At least four people have died following overnight clashes ahead of rival protests in Venezuela by supporters and opponents of President Nicolas Maduro, police and a non-governmental organisation said.
A 16-year-old was among the dead, having suffered “a firearm injury during a demonstration” in the capital Caracas, the Social Conflict Observatory said.
Police said the other three deaths occurred during looting in Bolivar City in the southeastern Bolivar State that borders Brazil. A statue of iconic socialist revolutionary leader Hugo Chavez, Maduro’s predecessor, was torched by dozens of protesters in the town of San Felix, Bolivar State.
Photos and videos shared on social media showed the statue, which was vandalised last year, engulfed in flames.
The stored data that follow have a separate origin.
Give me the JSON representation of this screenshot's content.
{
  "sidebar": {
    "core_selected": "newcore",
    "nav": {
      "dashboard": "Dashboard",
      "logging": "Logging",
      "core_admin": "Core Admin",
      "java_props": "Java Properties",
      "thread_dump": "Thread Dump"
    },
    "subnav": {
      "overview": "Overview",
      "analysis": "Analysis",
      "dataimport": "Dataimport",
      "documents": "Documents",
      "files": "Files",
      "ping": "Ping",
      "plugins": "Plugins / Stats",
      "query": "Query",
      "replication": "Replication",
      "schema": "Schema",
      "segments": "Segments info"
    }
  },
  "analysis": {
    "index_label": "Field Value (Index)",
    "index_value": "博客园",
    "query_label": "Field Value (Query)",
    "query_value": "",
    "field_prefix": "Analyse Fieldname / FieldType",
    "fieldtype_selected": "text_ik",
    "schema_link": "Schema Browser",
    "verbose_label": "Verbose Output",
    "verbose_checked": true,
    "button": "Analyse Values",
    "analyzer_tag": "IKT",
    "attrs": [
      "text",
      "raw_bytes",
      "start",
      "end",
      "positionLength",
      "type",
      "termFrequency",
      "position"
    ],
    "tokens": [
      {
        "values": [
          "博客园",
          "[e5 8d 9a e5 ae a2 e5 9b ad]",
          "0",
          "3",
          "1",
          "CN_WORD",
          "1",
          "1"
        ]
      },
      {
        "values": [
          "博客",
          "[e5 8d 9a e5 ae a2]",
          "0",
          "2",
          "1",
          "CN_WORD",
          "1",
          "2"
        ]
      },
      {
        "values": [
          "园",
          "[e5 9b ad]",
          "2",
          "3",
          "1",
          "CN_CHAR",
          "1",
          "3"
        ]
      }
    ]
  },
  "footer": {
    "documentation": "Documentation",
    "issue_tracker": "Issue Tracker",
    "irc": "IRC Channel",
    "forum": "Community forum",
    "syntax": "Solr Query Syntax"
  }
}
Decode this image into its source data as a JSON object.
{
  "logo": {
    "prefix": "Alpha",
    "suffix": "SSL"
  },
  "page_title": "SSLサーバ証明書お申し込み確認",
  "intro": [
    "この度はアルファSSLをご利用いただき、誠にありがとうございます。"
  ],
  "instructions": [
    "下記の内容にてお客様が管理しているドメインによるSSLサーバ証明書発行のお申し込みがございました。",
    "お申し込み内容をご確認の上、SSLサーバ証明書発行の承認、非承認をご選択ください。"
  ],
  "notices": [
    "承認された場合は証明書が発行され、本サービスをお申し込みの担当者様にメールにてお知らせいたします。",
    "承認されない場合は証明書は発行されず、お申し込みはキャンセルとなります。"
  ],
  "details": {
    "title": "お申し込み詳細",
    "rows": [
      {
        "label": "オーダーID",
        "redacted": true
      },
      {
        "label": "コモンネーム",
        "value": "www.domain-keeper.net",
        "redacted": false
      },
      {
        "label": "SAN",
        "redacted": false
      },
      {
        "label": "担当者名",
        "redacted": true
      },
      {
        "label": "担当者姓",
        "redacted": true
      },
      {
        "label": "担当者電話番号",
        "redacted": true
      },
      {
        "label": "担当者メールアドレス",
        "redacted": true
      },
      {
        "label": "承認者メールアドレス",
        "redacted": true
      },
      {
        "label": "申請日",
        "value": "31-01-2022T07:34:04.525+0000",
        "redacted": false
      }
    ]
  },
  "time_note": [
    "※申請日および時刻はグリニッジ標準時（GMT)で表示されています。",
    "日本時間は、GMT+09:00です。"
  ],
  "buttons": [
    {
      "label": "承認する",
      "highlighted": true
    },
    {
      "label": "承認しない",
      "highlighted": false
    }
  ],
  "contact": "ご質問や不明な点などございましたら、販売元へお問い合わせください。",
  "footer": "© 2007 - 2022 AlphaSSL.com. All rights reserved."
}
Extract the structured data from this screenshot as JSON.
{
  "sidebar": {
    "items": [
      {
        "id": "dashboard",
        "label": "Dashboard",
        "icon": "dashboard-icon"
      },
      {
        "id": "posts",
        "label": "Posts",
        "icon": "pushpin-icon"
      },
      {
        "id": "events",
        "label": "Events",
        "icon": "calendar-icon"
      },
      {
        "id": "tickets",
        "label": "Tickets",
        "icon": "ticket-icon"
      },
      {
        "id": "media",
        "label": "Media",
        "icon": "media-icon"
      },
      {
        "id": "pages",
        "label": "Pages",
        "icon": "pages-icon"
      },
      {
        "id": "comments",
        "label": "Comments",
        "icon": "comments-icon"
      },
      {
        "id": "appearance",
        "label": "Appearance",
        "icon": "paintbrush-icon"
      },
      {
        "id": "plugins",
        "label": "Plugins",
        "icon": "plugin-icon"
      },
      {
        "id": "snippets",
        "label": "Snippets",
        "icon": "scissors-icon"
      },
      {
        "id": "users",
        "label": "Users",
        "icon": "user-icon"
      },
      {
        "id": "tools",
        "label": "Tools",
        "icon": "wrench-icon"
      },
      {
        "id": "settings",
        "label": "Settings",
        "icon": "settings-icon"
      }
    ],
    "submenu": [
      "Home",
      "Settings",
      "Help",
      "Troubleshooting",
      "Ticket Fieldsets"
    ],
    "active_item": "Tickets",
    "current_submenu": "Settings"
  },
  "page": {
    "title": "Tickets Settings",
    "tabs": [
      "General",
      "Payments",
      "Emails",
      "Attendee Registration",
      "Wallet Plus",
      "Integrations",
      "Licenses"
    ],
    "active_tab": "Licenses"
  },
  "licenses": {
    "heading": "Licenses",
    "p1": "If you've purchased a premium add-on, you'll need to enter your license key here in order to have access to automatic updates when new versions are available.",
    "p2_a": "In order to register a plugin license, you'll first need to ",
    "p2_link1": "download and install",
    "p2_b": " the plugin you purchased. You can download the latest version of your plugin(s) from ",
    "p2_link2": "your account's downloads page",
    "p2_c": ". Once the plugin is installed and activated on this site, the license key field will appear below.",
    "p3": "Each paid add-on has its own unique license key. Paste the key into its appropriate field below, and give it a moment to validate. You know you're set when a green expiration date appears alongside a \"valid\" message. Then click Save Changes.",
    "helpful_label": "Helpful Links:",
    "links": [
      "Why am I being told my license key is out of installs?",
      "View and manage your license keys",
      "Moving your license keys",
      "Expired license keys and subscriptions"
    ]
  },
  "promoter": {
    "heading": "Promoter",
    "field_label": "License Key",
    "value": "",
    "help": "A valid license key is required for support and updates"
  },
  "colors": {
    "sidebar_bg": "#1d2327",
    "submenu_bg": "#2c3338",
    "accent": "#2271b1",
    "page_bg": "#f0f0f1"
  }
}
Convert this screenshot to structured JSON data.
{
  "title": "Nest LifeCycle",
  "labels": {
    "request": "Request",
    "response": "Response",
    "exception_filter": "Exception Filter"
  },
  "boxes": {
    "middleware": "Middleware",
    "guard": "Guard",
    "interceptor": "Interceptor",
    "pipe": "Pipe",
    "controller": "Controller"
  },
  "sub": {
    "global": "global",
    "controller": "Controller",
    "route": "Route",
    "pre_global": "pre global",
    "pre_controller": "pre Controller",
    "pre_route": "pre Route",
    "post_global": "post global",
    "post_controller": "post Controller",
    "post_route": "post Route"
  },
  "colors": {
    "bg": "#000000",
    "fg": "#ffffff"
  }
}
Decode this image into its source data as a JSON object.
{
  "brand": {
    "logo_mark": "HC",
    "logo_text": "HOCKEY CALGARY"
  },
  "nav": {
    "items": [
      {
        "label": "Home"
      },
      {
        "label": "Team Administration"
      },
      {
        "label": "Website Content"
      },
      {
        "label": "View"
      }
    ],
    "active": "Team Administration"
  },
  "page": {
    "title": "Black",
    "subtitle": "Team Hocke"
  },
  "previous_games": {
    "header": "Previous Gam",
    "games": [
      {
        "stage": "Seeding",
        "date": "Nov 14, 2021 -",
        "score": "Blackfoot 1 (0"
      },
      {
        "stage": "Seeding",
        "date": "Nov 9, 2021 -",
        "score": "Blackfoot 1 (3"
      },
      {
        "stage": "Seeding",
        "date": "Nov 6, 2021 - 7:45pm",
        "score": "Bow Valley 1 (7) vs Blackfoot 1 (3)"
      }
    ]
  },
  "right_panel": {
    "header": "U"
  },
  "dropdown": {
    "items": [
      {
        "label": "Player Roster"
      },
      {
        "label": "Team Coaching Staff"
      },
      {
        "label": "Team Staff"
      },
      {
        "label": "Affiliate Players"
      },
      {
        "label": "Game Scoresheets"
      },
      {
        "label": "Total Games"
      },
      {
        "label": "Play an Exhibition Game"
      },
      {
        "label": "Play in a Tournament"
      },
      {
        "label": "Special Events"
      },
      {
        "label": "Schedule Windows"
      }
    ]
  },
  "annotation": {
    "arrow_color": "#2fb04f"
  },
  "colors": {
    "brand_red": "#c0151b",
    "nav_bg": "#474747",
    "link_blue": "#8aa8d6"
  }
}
Tensions have been running high in the country since Monday when a group of soldiers took over a command post in the north of the capital and rose up against Maduro, publishing a video calling on people to come out into the streets in support.
The mutineers were quickly overpowered by police and the armed forces, with 27 people arrested.
But the brazen move sparked at least 30 small protests around Caracas, according to the Social Conflict Observatory, with the police firing tear gas to disperse demonstrators.
The opposition-controlled parliament had announced yesterday’s protest earlier this month as the legislature’s president Juan Guaido aims to rally support behind his attempt to chase Maduro from power and set up a transitional government ahead of new elections.
The government responded by announcing its own pro-Maduro demonstration on what is a hugely significant date in Venezuela since it was on January 23, 1958 that the dictatorship of Marcos Perez Jimenez fell.
Angry citizens protested late on Tuesday in at least 60 working-class neighbourhoods around the country, burning trash and clashing with troops in an echo of violent street demonstrations two years ago, a local rights group said.
Any change in government will rest on a shift in allegiance within the armed forces. They have stood by Maduro through two waves of street protests and a steady dismantling of democratic institutions.
Guaido, 35, has called for the military to disavow Maduro and promised amnesty for those that help bring about a return to democracy.
He has said he would be willing to replace Maduro as interim president, with the support of the military, to call free elections.
Addressing members of the military on Monday, he said: “We’re not asking you to stage a coup d’etat, we’re not asking you to shoot. We’re asking you not to shoot at us.” 
Guaido would provide legal protection to soldiers and officials who defected if he became president, he told Reuters in an interview on Tuesday, although “there would have to be justice for those that have done bad things.”